Analysis III Flashcards
Step function
φ: [a,b] → ℝ is a step function if there exists a finite set P ⊂ [a,b] s.t. P = {a = 𝑝₀, 𝑝₁, 𝑝₂, … , 𝑝ₖ₋₁, 𝑝ₖ = b}, 𝑝₀ < 𝑝₁ < 𝑝₂ < … < 𝑝ₖ₋₁ < 𝑝ₖ, and φ|_(𝑝ᵢ₋₁, 𝑝ᵢ) = 𝑐ᵢ for 𝑖 = 1, 2, …, k-1, k. Then P is a partition compatible with ϕ.
Refinement of a partition P
If Q and P are two partitions of [a,b] and Q ⊃ P, then Q is a refinement of P.
Integral of a step function
For φ ∈ S[a,b], P = {𝑝ᵢ} ᵢ₌₀ ᵏ a partition compatible with φ s.t. φ|(𝑝ᵢ₋₁, 𝑝ᵢ) =𝑐ᵢ. Then ∫{a,b}: S[a,b] → ℝ is
∫_{a,b} φ = ∑ᵢ₌₁ ᵏ 𝑐ᵢ(𝑝ᵢ - 𝑝ᵢ₋₁).
FTC - step fns
Let φ ∈ S[a,b], P partition of [a,b] compatible with φ. Consider I: [a,b] → ℝ. I(x) = ∫_{a,x} φ. Then
1) I is cts on [a,b]
2) I is diffble on ∪{𝑖=1, k} (𝑝ᵢ₋₁, 𝑝ᵢ), and, ∀𝑥 ∈ ∪{𝑖=1, k} (𝑝ᵢ₋₁, 𝑝ᵢ), I’(𝑥) = φ(𝑥).
Sup norm
Let 𝑓 ∈ B[a,b]. The sup norm of 𝑓, ||⋅||∞: B[a,b] → ℝ, is s.t.
||𝑓||∞ = sup_{𝑥 ∈ [a,b]} |𝑓(𝑥)|
Regulated function
A function 𝑓 on [a,b] is regulated if, ∀ ε>0, ∃ φ ∈ S[a,b] s.t. ||φ - 𝑓||_∞ < ε.
Converge uniformly
A sequence (φₙ){n ≥ 1} ⊂ S[a,b] converges uniformly to a function 𝑓: [a,b] → ℝ if lim{n → ∞} ||𝑓 - φₙ||_∞ = 0.
Uniformly continuous
A function 𝑓: A ⊂ ℝ → ℝ is uniformly cts on A, if ∀ ε>0, ∃ δ s.t. ∀ 𝑥,𝑦 ∈ A, |𝑥 - 𝑦| < δ and |𝑓(𝑥) - 𝑓(𝑦)| < ε.
Integral of a regulated function
Let 𝑓 ∈ R[a,b]. Then we define ∫_{a,b}: R[a,b] → ℝ as
∫{a,b} 𝑓 = lim{n → ∞} ∫{a,b} φₙ, where (φₙ){n ≥ 1} ⊂ S[a,b] converges to 𝑓 uniformly as n → ∞.
Weakly increasing
A fn 𝑓: [a,b] → ℝ is weakly increasing if 𝑦 ≥ 𝑥 ⇒ 𝑓(𝑦) ≥ 𝑓(𝑥).
Indefinite integral of regulated fn
Let 𝑓 ∈ R[a,b]. The indefinite integral of 𝑓 is F: [a,b] → ℝ,
F: 𝑥 ↦ ∫_{𝑥,a} 𝑓.
FTC1
Let 𝑓 ∈ R[a,b] s.t. 𝑓 is cts at 𝑐 ∈ (a,b).
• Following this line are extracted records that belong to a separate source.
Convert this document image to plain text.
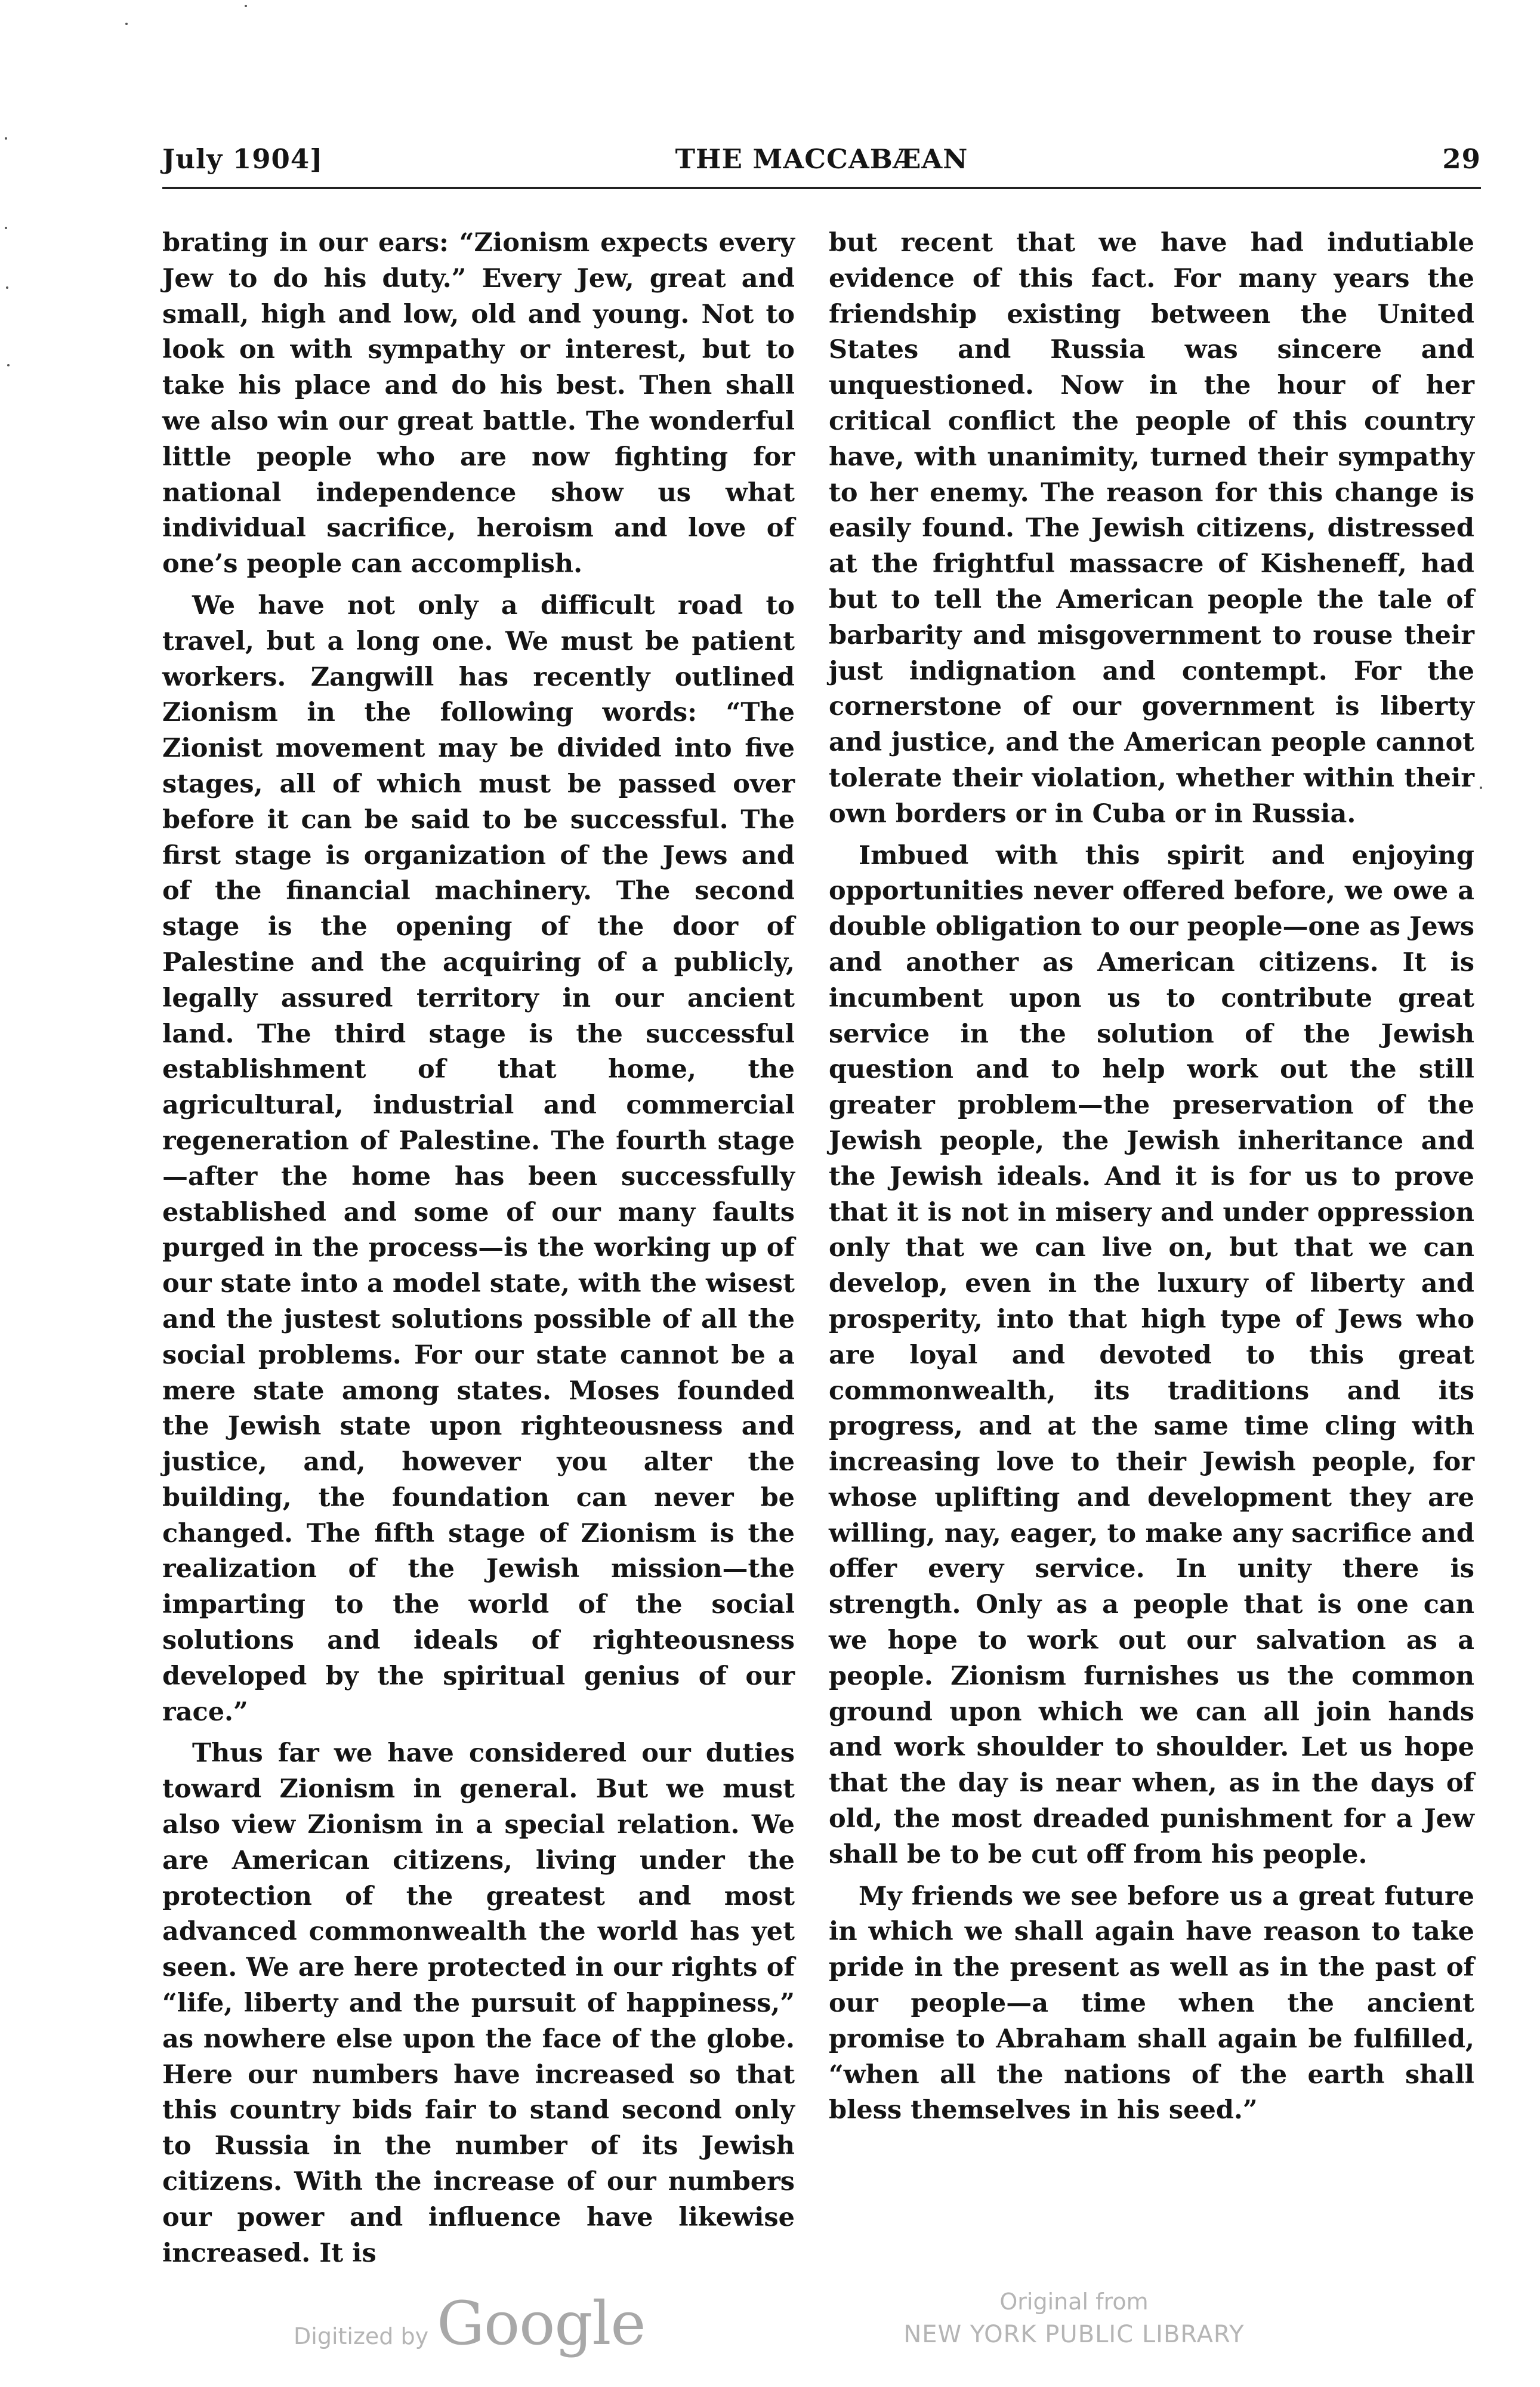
July 1904]	THE MACCABÆAN	29

brating in our ears: “Zionism expects every Jew to do his duty.” Every Jew, great and small, high and low, old and young. Not to look on with sympathy or interest, but to take his place and do his best. Then shall we also win our great battle. The wonderful little people who are now fighting for national independence show us what individual sacrifice, heroism and love of one’s people can accomplish.

We have not only a difficult road to travel, but a long one. We must be patient workers. Zangwill has recently outlined Zionism in the following words: “The Zionist movement may be divided into five stages, all of which must be passed over before it can be said to be successful. The first stage is organization of the Jews and of the financial machinery. The second stage is the opening of the door of Palestine and the acquiring of a publicly, legally assured territory in our ancient land. The third stage is the successful establishment of that home, the agricultural, industrial and commercial regeneration of Palestine. The fourth stage —after the home has been successfully established and some of our many faults purged in the process—is the working up of our state into a model state, with the wisest and the justest solutions possible of all the social problems. For our state cannot be a mere state among states. Moses founded the Jewish state upon righteousness and justice, and, however you alter the building, the foundation can never be changed. The fifth stage of Zionism is the realization of the Jewish mission—the imparting to the world of the social solutions and ideals of righteousness developed by the spiritual genius of our race.”

Thus far we have considered our duties toward Zionism in general. But we must also view Zionism in a special relation. We are American citizens, living under the protection of the greatest and most advanced commonwealth the world has yet seen. We are here protected in our rights of “life, liberty and the pursuit of happiness,” as nowhere else upon the face of the globe. Here our numbers have increased so that this country bids fair to stand second only to Russia in the number of its Jewish citizens. With the increase of our numbers our power and influence have likewise increased. It is

but recent that we have had indutiable evidence of this fact. For many years the friendship existing between the United States and Russia was sincere and unquestioned. Now in the hour of her critical conflict the people of this country have, with unanimity, turned their sympathy to her enemy. The reason for this change is easily found. The Jewish citizens, distressed at the frightful massacre of Kisheneff, had but to tell the American people the tale of barbarity and misgovernment to rouse their just indignation and contempt. For the cornerstone of our government is liberty and justice, and the American people cannot tolerate their violation, whether within their own borders or in Cuba or in Russia.

Imbued with this spirit and enjoying opportunities never offered before, we owe a double obligation to our people—one as Jews and another as American citizens. It is incumbent upon us to contribute great service in the solution of the Jewish question and to help work out the still greater problem—the preservation of the Jewish people, the Jewish inheritance and the Jewish ideals. And it is for us to prove that it is not in misery and under oppression only that we can live on, but that we can develop, even in the luxury of liberty and prosperity, into that high type of Jews who are loyal and devoted to this great commonwealth, its traditions and its progress, and at the same time cling with increasing love to their Jewish people, for whose uplifting and development they are willing, nay, eager, to make any sacrifice and offer every service. In unity there is strength. Only as a people that is one can we hope to work out our salvation as a people. Zionism furnishes us the common ground upon which we can all join hands and work shoulder to shoulder. Let us hope that the day is near when, as in the days of old, the most dreaded punishment for a Jew shall be to be cut off from his people.

My friends we see before us a great future in which we shall again have reason to take pride in the present as well as in the past of our people—a time when the ancient promise to Abraham shall again be fulfilled, “when all the nations of the earth shall bless themselves in his seed.”

Digitized by Google	Original from
NEW YORK PUBLIC LIBRARY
Then F(𝑥) = ∫ _{a,b} 𝑓 is diffble at 𝑐 and F’(𝑐) = 𝑓(𝑐).
FTC2
Let 𝑓: [a,b] → ℝ be cts, and let 𝑔: [a,b] → ℝ be diffble, with 𝑔’(𝑥) = 𝑓(𝑥) ∀ x ∈ [a,b] (right deriv at a, left deriv at b). Then
∫_{a,b}𝑓 = 𝑔(b) - 𝑔(a).
Riemann’s sum
For 𝑓 ∈ R[a,b], Riemann’s sum is
R_{𝑓} ⁽ⁿ⁾ = ∑_{j=1,n} (b-a)f(aⱼ)/n, where aⱼ = a + (b-a)*j/n.
Bonzano-Weierstrass Theorem
Every bounded sequence in ℝⁿ has a convergent subsequence.